Sosyal ve kültürel boyutta ne kadar kitlesel, anlaşılır, demokratik bir sanat peşindeyse, bireysel boyutta da büyük derinlik, ama bir o kadar da yalınlık, sadelik istiyor. Bilinçaltı denilen kuyuyu, büyük bir ustalıkla ve bilinçle kazabilen kişidir onun gözünde gerçek şair.
İnsan zekâsıyla değiştirilmemiş, “saflık ve basitlik” düzeyinde bir doğallığı, ancak bilinçaltında bulduğumuzu söylüyor. Yaptığı işin bu nedenle “Gerçeküstü” akımıyla akraba olduğunu söylüyor- ki bir çok yanılgıya da yol açmıştır bu benzetme.
Şiirin sınırlarını genişletmek, hatta şiiri sınırlardan kurtarmaktı asıl işi.
Eskiye ait olan her şeyi atmak gerektiğine inanmış bir yenilikçiydi. Ama eski zevkleri asla inkar etmeyen gerçek bir kültür adamıydı bence.
“Bir oluş, bir kendimize geliş devrindeyiz” derken daima daha ileriye, daha güzele giden bir toplumu düşlüyordu elbet.
Yarattığı yeni şiiri garipseyenlerin, öğretilmiş alışkanlıklardan kurtulamayanlar olduğunu, şiiri alabildiğince doğallaştırma hareketini bu yüzden hayretle karşıladıklarını söylüyordu. Ona göre “Nasır” ve “Süleyman Efendi” kelimelerinin şiire sokulmasını hazmedemeyenler, eskinin esiri olanlardı.
Kendi cevabı ise çok basitti: “‘Hiçbir yaptığımdan pişman olmayacağım’ diye bir karar vermişliğiniz var mıdır? Benim vardır."
İşte bu kadar.
Öfke ve kavga değil de, sevgidir onun işi. “Aşk Resmi Geçiti” adlı şiirde, bakın ne diyor, hikâyeye göre en çok bağlandığı kadın için:
“İnsanları sevmesini bilir
Yaşamayı sevdiği kadar.”
Orhan Veli’nin sevmeyi iyi bilen birisi olduğunu ve en çok buna önem verdiğini düşünüyorum. Eğer bu doğruysa, çok da haklı buluyorum onu. Siyaset bilim, matematik, atom fiziği ya da tarih bilmek, başka her bilgi önemsiz kalıyor, sevmeyi bilmek yanında. Kendinize sorun: Sevmeyi biliyor muyum?

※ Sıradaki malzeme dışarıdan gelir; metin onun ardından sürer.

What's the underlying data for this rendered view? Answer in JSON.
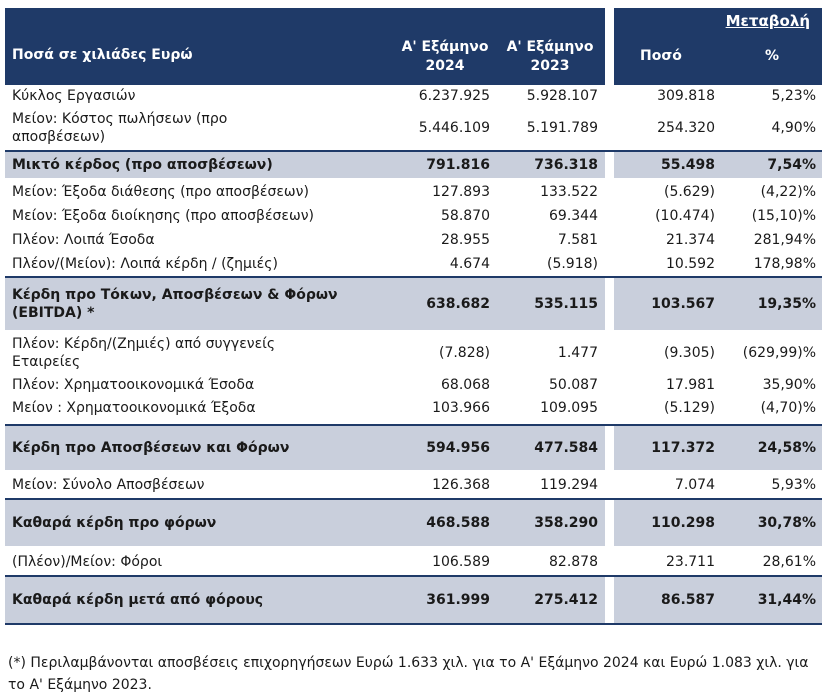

İnsan yüreği nasıl öğrenir sevmeyi? Öğrenilmez ki. Eskilerin Allah vergisi dediği, bir yetenek bu sonuçta, ya vardır ya da yoktur. Orhan Veli’de bolca varmış bu yetenek.
Doğduğu ay olan nisan ayını ne kadar sevdiğine bir bakın:
“İmkansız şey
Şiir yazmak
Aşıksan eğer
Ve yazmamak
Aylardan nisansa.”
Hayatının en büyük aşkına, Nahit Gelenbevi’ye yazdığı satırlara bakın: “Yalnız senin için yaşıyorum, yalnız senin için yaşamak istiyorum.” Şairin aşk mektupları da, Yapı Kredi’den “Yalnız Seni Arıyorum” başlığıyla yayımlandı. Nasıl yaşadığına dair, eşsiz bir belge. O damıtılmış şiirlerin, ne kadar acımasız bir topraktan yetiştiğini bir kez daha anlıyorsunuz.
Sait Faik, “Onunla” isimli bir başka yazısını bitirirken, iki yazar arasında geçen enfes bir sahne yaratmış: “Dilimin en büyük şairi sensin, diyorum. ‘Hadi oradan it,’ diyor. Ömründe küfretmemiş Orhan Veli’yi nihayet kızdırabildiğime memnunum. Hayır kızmamıştır. Sahiden iyi şair olduğunu söylediğime kızmıştır.”
Sonra bardaklara biraz daha beyaz şarap girer işte.
Sonuçta Süleyman Efendi’ye yazık oldu, çünkü nasır acısından daha derin acı tanıyacak derinliği yoktu, belki de sevmeyi bilmiyordu. Orhan Veli’ye hiç yazık olmadı, çünkü kısacık ömründe çok sevdi, o kadar acı çekti ve o kadar sevdi ki, o sayede şiiri dönüştürdü, dilin gerçek devrimini yarattı.
Sahici yenilik neredeyse, Orhan Veli hep orada olacak, yanı başımızda.
İçimizden böyle bir şair çıktığı için bazen şaşırıyor ve her zaman seviniyorum.